It is 1776 and the Colonies are fighting for freedom from England. In New York a 13 year old girl, Isabel, is looking forward to her own freedom from slavery. She has witnessed her loved elderly owner sign a release from slavery for herself and her younger sister Ruth upon the lady's death. Buy when her owner dies, a distant nephew and the lady's only heir states the promised release from slavery does not exist, and claims the girls as his property.

Isabel and her sister are sold at auction when she meets Curzon, an older boy with ties to the Patriots. He tries to convince her to spy upon her new Loyalist owners. But she is unsympathetic and declares she will aid either Patriot or Loyalist as long as they can help her to break through her own chains. The girls endure harsh work conditions and hateful treatments that are getting worse and worse. "Madam," her mistress is an especially nasty piece of work. Isabel becomes spy for the Patriots after they promised her freedom. She becomes disenchanted with them when it becomes clear they only want freedom for white people. When she learns the Royalists offer freedom to slaves who escape and join the army she switches sides to help them. However, once again she becomes disenchanted when she learns that if a slave does escape from a Loyalist household, that’s a whole different matter.
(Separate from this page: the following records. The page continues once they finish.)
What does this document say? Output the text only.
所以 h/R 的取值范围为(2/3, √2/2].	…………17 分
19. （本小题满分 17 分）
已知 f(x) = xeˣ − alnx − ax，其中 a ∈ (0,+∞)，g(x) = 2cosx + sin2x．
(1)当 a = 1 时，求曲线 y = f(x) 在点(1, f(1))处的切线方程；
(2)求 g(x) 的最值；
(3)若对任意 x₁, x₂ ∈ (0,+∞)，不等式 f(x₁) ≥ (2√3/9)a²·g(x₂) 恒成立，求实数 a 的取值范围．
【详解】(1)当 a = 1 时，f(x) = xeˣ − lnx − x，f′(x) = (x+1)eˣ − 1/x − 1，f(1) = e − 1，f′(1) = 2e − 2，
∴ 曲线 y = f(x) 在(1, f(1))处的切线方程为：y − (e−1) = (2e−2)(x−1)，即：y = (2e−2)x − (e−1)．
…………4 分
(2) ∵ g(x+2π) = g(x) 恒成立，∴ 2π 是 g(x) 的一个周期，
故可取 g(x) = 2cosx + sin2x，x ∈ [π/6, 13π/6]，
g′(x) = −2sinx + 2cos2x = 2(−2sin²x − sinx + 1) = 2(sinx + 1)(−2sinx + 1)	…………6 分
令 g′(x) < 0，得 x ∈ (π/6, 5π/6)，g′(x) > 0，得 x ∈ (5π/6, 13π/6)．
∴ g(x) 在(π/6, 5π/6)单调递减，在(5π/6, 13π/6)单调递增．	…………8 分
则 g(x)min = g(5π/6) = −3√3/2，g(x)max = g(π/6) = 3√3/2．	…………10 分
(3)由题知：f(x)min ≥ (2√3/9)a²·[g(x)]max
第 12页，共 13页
Her friend Curzon is captured and cruelly treated in a Royalist Prison and she is reluctantly drawn back into the Patriot cause against the Crown, carrying messages from prison to captured officers and back.

The historical context isn't simplified, the Patriot cause isn't glorified, and the characters on both sides are flawed, complex, and rich. A masterful use of period turns of phrase and vocabulary along with a touch of dialect give Isabel a narrative voice that conveys a convincing picture of her times.
Each chapter begins with a quote from a primary source of that time period, which could spark discussion around blending multiple texts, author's craft moves, and integrating non-fiction sources.

Extremely well-written with wonderful metaphors and similes, impeccably researched, exciting, and heart-clenching, this is a fabulous read and a definite contender for the Newbery Award.